I don't really know what to say apart from sit it out- you've done so long so far waiting another second, then minute then hour etc you can do this.
your smoking head is throwing everything it can at you every excuse that it can find to try and get you back to smoking again :eek:
you have to try and concentrate on the positives of quitting and keep saying to yourself
i will not smoke today
you can beat it and the further along the road you go the stronger you will get to saying no to that nasty addictive expensive smelly white stick that used to control your every waking moment
you have to get the power back and you will
i remember when i smoked saying
i love smoking
i enjoy smoking
:eek:
now i think wtf was i thinking of especially when im around smokers they dont even have to have a lite one going i can smell it on them its like a big dark cloud hovering around them
scary how your addictive mind works and how it will do its best to get you hooked again
but there is hope and you will get there just keep reading your reasons for quitting and posting on here
you know what it really is the people who are further down the journey saying their fine that gets us early stage quitters through! thank you!

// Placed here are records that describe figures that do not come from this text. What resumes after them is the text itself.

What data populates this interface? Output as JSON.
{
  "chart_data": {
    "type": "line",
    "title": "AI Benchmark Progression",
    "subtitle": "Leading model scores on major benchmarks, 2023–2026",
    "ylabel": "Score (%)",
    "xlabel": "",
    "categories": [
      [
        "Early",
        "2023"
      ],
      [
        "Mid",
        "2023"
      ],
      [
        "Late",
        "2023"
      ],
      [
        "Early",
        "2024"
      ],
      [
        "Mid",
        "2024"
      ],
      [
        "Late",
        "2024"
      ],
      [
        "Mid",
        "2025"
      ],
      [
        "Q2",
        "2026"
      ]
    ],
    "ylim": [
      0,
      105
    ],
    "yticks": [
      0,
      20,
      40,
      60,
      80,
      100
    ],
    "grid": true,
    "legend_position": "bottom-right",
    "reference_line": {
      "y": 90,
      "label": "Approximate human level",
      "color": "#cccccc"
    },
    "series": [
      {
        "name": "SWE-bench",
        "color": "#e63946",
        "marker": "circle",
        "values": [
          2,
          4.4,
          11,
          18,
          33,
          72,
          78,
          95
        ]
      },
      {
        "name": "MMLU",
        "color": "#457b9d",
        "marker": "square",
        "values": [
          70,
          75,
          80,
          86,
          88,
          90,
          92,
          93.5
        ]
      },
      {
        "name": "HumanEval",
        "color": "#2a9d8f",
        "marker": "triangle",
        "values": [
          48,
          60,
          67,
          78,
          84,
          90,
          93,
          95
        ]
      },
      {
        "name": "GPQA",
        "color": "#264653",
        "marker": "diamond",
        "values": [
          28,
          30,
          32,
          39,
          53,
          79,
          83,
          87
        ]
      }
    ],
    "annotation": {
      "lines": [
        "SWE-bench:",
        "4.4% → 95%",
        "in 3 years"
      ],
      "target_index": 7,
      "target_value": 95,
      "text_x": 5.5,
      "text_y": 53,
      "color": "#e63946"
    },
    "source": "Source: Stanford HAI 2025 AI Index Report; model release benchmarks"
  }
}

you know i would just think 'sod if light up' based on how i feel now, but knowing there will come a day i dont need or want to keeps me going. whats the point in having a cancer stick to feel how you will feel all the time in a few months? none what so ever!!
ive also told myself sneackily 'if you still feel liek this in 6 months you can start again' lol i know i wont xx
Hi Nikki. I konw how you feel we all do we have been where you are now and we are still quit. Keep it going and you will find it is soon much much easier I promise you.
I know it sounds glib but it DOES get better. Only two days ago I felt completely hopeles, a mix of terribly depressed and ragingly angry. I seriously was on the road to 'I'd rather die early than feel like this' and don't think I've ever felt so low. My poor (constantly shouted at at present) other half talked me down and I can promise you than only 2 days later my outlook is completely different and I am now starting to see myself as a non smoker rather than a smoker that hasn't had one for a while.
It does get better dollface I promise despite what your brain is telling you. Stay string - we've all got your back!